Nocaute funciona como uma gangorra de extremos, um filme americaníssimo em sua essência. Defende-se o individualismo, a meritocracia (“com esforço, qualquer um pode ser o melhor”), o mito do self-made man, a terra dos homens corajosos e livres. O destino pune Billy por sua arrogância, e logo o talentoso bilionário está literalmente esfregando privadas numa pequena academia de boxe para sobreviver – lavar latrinas sempre foi o símbolo mais tradicional de rebaixamento moral aos olhos de um americano. Ele precisa provar o seu valor para se tornar um herói, um mártir, alguém ainda mais digno porque experimentou a dor e a perda.

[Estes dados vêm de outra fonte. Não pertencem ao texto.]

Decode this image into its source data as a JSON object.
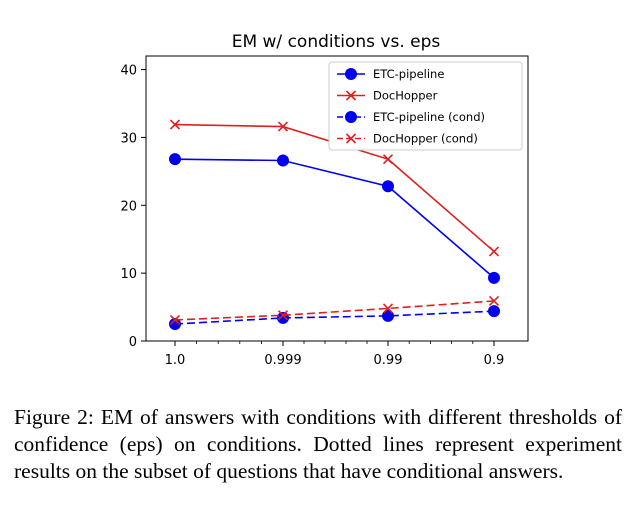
{
  "chart_data": {
    "type": "line",
    "title": "EM w/ conditions vs. eps",
    "categories": [
      "1.0",
      "0.999",
      "0.99",
      "0.9"
    ],
    "ylim": [
      0,
      42
    ],
    "yticks": [
      0,
      10,
      20,
      30,
      40
    ],
    "grid": false,
    "legend_position": "top-right",
    "series": [
      {
        "name": "ETC-pipeline",
        "values": [
          26.8,
          26.6,
          22.8,
          9.3
        ],
        "color": "#0000ee",
        "linestyle": "solid",
        "marker": "circle"
      },
      {
        "name": "DocHopper",
        "values": [
          31.9,
          31.6,
          26.8,
          13.2
        ],
        "color": "#e0201e",
        "linestyle": "solid",
        "marker": "x"
      },
      {
        "name": "ETC-pipeline (cond)",
        "values": [
          2.5,
          3.4,
          3.7,
          4.4
        ],
        "color": "#0000ee",
        "linestyle": "dashed",
        "marker": "circle"
      },
      {
        "name": "DocHopper (cond)",
        "values": [
          3.1,
          3.8,
          4.8,
          5.9
        ],
        "color": "#e0201e",
        "linestyle": "dashed",
        "marker": "x"
      }
    ]
  },
  "caption": "Figure 2:  EM of answers with conditions with different thresholds of confidence (eps) on conditions.  Dotted lines represent experiment results on the subset of questions that have conditional answers."
}
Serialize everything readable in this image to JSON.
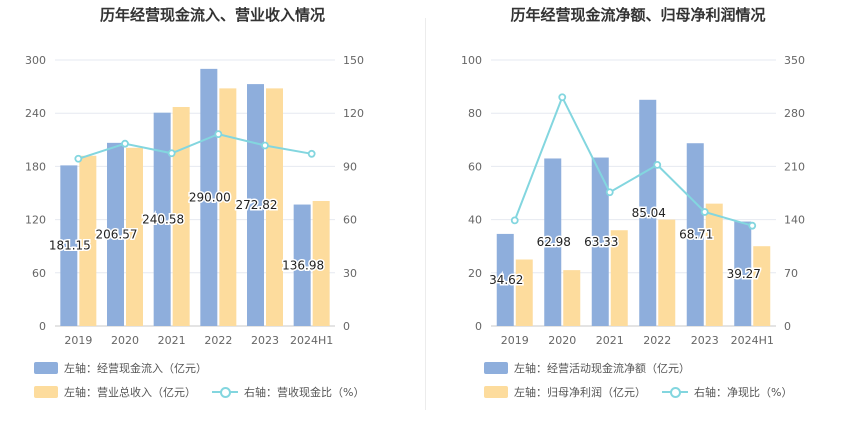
{
  "chart_data": [
    {
      "id": "left",
      "type": "bar",
      "title": "历年经营现金流入、营业收入情况",
      "categories": [
        "2019",
        "2020",
        "2021",
        "2022",
        "2023",
        "2024H1"
      ],
      "left_axis": {
        "ticks": [
          "0",
          "60",
          "120",
          "180",
          "240",
          "300"
        ],
        "ylim": [
          0,
          300
        ]
      },
      "right_axis": {
        "ticks": [
          "0",
          "30",
          "60",
          "90",
          "120",
          "150"
        ],
        "ylim": [
          0,
          150
        ]
      },
      "series": [
        {
          "name": "左轴：经营现金流入（亿元）",
          "type": "bar",
          "axis": "left",
          "color": "#8eaedc",
          "values": [
            181.15,
            206.57,
            240.58,
            290.0,
            272.82,
            136.98
          ],
          "labels": [
            "181.15",
            "206.57",
            "240.58",
            "290.00",
            "272.82",
            "136.98"
          ]
        },
        {
          "name": "左轴：营业总收入（亿元）",
          "type": "bar",
          "axis": "left",
          "color": "#fddc9d",
          "values": [
            192,
            201,
            247,
            268,
            268,
            141
          ]
        },
        {
          "name": "右轴：营收现金比（%）",
          "type": "line",
          "axis": "right",
          "color": "#83d6df",
          "values": [
            94.3,
            102.8,
            97.4,
            108.2,
            101.8,
            97.1
          ]
        }
      ],
      "legend": "bottom-left"
    },
    {
      "id": "right",
      "type": "bar",
      "title": "历年经营现金流净额、归母净利润情况",
      "categories": [
        "2019",
        "2020",
        "2021",
        "2022",
        "2023",
        "2024H1"
      ],
      "left_axis": {
        "ticks": [
          "0",
          "20",
          "40",
          "60",
          "80",
          "100"
        ],
        "ylim": [
          0,
          100
        ]
      },
      "right_axis": {
        "ticks": [
          "0",
          "70",
          "140",
          "210",
          "280",
          "350"
        ],
        "ylim": [
          0,
          350
        ]
      },
      "series": [
        {
          "name": "左轴：经营活动现金流净额（亿元）",
          "type": "bar",
          "axis": "left",
          "color": "#8eaedc",
          "values": [
            34.62,
            62.98,
            63.33,
            85.04,
            68.71,
            39.27
          ],
          "labels": [
            "34.62",
            "62.98",
            "63.33",
            "85.04",
            "68.71",
            "39.27"
          ]
        },
        {
          "name": "左轴：归母净利润（亿元）",
          "type": "bar",
          "axis": "left",
          "color": "#fddc9d",
          "values": [
            25,
            21,
            36,
            40,
            46,
            30
          ]
        },
        {
          "name": "右轴：净现比（%）",
          "type": "line",
          "axis": "right",
          "color": "#83d6df",
          "values": [
            139,
            301,
            176,
            212,
            150,
            132
          ]
        }
      ],
      "legend": "bottom-left"
    }
  ]
}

Estamos muito perto de um filme cristão sobre os ensinamentos do perdão, do arrependimento, do valor da família. Ao invés de um padre, entra em cena outra figura anciã, experiente e caridosa, interpretada por Forest Whitaker. Este outro mártir (que perdeu um olho lutando) ensina ao riquinho o valor da humildade e do trabalho duro – com direito a uma cena de treinamento copiada de Rocky, mas que de fato lembra um comercial de produtos esportivos. Os filmes de boxe já se tornaram um gênero à parte em Hollywood, no entanto Nocaute surpreende por usar o esporte tão típico de seu país para explorar, à exaustão, as ferramentas emocionais do melodrama.

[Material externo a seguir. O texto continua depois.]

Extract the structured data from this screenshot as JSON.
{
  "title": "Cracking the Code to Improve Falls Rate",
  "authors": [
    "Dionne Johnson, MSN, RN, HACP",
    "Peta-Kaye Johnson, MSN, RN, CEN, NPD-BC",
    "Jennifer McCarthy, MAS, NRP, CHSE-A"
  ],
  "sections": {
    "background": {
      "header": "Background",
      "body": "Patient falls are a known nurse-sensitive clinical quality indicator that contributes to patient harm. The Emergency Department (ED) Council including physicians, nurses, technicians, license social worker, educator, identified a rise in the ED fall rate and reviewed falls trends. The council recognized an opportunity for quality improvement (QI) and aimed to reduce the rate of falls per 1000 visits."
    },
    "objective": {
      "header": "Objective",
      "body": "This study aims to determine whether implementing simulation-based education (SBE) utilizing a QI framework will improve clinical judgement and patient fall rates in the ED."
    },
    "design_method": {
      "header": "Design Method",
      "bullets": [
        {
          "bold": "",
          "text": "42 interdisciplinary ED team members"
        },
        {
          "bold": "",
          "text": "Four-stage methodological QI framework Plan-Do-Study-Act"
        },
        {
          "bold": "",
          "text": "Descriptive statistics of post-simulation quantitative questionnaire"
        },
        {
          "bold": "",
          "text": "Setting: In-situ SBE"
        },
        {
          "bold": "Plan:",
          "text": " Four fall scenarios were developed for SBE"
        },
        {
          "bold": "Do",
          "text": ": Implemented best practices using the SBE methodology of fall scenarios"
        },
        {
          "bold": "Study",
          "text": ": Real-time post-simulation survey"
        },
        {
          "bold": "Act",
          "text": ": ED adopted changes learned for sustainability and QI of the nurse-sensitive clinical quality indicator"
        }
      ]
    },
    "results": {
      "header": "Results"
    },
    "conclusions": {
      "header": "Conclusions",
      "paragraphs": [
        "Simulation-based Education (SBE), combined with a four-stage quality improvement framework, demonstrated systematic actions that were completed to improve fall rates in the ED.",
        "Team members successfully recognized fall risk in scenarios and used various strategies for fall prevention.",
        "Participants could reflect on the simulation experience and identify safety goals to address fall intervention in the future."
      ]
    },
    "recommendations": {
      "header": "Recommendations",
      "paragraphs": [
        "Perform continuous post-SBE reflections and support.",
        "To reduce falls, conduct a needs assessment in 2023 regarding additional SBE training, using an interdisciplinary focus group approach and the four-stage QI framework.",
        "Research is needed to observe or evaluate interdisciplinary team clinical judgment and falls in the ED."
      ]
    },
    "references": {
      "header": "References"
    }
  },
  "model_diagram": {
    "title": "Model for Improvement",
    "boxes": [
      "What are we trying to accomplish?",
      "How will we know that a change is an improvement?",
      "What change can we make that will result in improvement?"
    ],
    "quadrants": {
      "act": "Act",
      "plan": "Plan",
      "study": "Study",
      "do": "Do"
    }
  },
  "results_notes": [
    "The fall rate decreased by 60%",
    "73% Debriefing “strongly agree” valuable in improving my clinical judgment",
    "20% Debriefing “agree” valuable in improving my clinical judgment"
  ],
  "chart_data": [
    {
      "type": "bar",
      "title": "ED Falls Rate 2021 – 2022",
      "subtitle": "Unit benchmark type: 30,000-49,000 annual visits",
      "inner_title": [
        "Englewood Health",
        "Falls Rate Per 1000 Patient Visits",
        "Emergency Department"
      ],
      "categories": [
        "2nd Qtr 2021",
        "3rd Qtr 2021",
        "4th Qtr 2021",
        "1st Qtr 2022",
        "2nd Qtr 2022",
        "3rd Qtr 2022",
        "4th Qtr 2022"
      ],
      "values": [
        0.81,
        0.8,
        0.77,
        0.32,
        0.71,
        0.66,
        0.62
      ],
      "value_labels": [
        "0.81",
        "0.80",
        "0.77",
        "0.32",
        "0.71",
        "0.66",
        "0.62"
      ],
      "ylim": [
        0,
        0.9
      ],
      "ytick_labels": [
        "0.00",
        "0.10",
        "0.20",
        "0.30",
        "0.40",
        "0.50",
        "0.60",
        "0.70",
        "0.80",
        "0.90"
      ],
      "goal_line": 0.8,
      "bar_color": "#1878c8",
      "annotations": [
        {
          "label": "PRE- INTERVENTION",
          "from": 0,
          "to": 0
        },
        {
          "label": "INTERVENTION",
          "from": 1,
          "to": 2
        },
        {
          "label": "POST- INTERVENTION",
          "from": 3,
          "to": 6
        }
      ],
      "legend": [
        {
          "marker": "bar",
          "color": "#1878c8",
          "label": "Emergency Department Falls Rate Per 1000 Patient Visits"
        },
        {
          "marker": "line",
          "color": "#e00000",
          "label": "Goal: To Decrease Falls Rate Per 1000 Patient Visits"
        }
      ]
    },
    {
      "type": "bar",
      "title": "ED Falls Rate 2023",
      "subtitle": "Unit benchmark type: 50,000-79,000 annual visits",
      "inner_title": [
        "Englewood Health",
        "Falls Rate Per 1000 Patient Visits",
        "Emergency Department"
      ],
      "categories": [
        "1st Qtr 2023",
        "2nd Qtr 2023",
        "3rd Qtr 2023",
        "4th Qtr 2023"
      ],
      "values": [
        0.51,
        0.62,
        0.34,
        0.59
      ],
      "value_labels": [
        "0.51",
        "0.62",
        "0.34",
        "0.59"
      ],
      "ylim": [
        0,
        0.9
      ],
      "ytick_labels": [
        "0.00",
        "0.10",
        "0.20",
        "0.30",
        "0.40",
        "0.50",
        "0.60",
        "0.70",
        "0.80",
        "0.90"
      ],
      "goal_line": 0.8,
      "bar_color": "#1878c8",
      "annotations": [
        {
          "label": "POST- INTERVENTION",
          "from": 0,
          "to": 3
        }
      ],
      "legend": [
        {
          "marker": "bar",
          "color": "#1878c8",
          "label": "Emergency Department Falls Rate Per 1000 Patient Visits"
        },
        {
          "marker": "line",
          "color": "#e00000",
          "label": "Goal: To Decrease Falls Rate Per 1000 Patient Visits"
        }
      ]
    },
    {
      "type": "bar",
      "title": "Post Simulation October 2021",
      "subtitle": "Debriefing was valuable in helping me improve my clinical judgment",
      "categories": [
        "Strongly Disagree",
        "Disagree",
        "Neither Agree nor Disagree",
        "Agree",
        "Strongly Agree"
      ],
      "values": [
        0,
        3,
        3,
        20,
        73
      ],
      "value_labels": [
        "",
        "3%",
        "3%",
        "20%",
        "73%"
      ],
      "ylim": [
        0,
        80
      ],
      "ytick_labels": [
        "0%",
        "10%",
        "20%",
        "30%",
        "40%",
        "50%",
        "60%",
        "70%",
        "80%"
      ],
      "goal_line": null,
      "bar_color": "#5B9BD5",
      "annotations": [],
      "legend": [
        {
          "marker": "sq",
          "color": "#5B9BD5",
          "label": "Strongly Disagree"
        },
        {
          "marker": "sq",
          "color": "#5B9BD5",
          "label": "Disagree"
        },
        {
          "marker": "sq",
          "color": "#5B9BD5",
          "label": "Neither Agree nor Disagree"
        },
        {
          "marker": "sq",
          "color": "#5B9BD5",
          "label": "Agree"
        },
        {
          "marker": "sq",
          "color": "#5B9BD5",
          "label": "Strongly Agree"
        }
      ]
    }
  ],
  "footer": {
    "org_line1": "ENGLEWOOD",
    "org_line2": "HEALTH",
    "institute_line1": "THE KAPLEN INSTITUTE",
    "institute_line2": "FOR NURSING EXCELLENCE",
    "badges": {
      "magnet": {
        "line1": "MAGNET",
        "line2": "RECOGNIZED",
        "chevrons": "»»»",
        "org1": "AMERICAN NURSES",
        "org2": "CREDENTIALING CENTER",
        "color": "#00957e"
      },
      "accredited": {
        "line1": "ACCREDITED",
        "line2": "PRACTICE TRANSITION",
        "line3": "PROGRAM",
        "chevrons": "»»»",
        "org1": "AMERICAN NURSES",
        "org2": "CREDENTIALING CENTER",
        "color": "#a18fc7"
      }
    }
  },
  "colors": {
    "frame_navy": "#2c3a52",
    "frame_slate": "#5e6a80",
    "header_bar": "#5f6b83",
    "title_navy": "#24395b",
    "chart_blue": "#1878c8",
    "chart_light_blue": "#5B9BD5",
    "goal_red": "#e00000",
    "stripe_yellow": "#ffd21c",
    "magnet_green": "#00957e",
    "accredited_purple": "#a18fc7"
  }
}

O diretor Antoine Fuqua, conhecido por filmes de ação brutais, mantém uma imagem agressiva: a câmera está sempre tremendo a poucos centímetros do corpo e do rosto dos personagens. A montagem frenética, a trilha hip hop e a fotografia cinzenta conferem um ar gangsta e viril ao conjunto. Mas tamanha “atitude” é combinada com dezenas de cenas lacrimosas sobre o fracasso de Billy, sobre a tristeza do homem abandonado por todos e humilhado em público. O resultado é uma estranha mistura entre o subversivo (a linguagem das ruas, do hip hop, do enfrentamento ao sistema) com algo moralista por excelência (os dogmas religiosos da fé e do perdão). Nocaute é um coroinha vestido de rapper.

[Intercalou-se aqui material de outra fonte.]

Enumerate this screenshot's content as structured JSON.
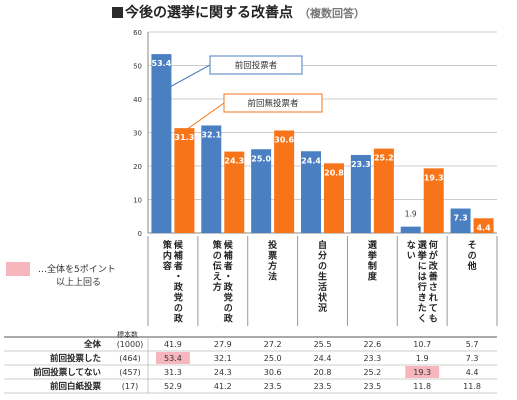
{
  "title": "今後の選挙に関する改善点",
  "subtitle": "（複数回答）",
  "legend_note": [
    "…全体を5ポイント",
    "以上上回る"
  ],
  "sample_header": "標本数",
  "colors": {
    "blue": "#4a7fc1",
    "orange": "#f77518",
    "grid": "#cccccc",
    "highlight": "#f7b6be"
  },
  "chart_data": {
    "type": "bar",
    "ylim": [
      0,
      60
    ],
    "yticks": [
      0,
      10,
      20,
      30,
      40,
      50,
      60
    ],
    "categories": [
      "候補者・政党の政策内容",
      "候補者・政党の政策の伝え方",
      "投票方法",
      "自分の生活状況",
      "選挙制度",
      "何が改善されても選挙には行きたくない",
      "その他"
    ],
    "series": [
      {
        "name": "前回投票者",
        "color": "#4a7fc1",
        "values": [
          53.4,
          32.1,
          25.0,
          24.4,
          23.3,
          1.9,
          7.3
        ]
      },
      {
        "name": "前回無投票者",
        "color": "#f77518",
        "values": [
          31.3,
          24.3,
          30.6,
          20.8,
          25.2,
          19.3,
          4.4
        ]
      }
    ],
    "value_labels": [
      [
        "53.4",
        "32.1",
        "25.0",
        "24.4",
        "23.3",
        "1.9",
        "7.3"
      ],
      [
        "31.3",
        "24.3",
        "30.6",
        "20.8",
        "25.2",
        "19.3",
        "4.4"
      ]
    ],
    "table": {
      "rows": [
        {
          "label": "全体",
          "n": "(1000)",
          "values": [
            "41.9",
            "27.9",
            "27.2",
            "25.5",
            "22.6",
            "10.7",
            "5.7"
          ],
          "highlight": []
        },
        {
          "label": "前回投票した",
          "n": "(464)",
          "values": [
            "53.4",
            "32.1",
            "25.0",
            "24.4",
            "23.3",
            "1.9",
            "7.3"
          ],
          "highlight": [
            0
          ]
        },
        {
          "label": "前回投票してない",
          "n": "(457)",
          "values": [
            "31.3",
            "24.3",
            "30.6",
            "20.8",
            "25.2",
            "19.3",
            "4.4"
          ],
          "highlight": [
            5
          ]
        },
        {
          "label": "前回白紙投票",
          "n": "(17)",
          "values": [
            "52.9",
            "41.2",
            "23.5",
            "23.5",
            "23.5",
            "11.8",
            "11.8"
          ],
          "highlight": []
        }
      ]
    }
  }
}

Falou-se muito sobre os atores, e de fato a transformação física é impressionante. Jake Gyllenhaal, Rachel McAdams e Naomie Harris são atores competentes e comprometidos, embora fiquem presos à “atuação espetáculo” imposta pela direção: pouco importam os silêncios, os pequenos gestos, as emoções. Fuqua busca retratar o sangue escorrendo no rosto, as lágrimas e o suor na pele de Gyllenhaal, a roupa extremamente justa de McAdams. Estamos no território do corpo como performance: o diretor exige muito mais dos músculos do ator e das curvas da atriz do que de seus talentos dramáticos.
Atenção, possíveis spoilers abaixo!
Pode-se dizer que Nocaute funciona dentro da previsibilidade a que se propõe. O final é aquele esperado dele, garantindo ao espectador a recompensa de ver o retorno do pobre coitado por quem torcemos durante duas horas. É um produto convencional, linear, claramente pensado em termos de comunicação com o público médio. Não apresenta nenhum refinamento de narrativa, mas também não parece possuir essa pretensão. Para quem gosta de um bom “filme para chorar”, o remédio tem efeito garantido.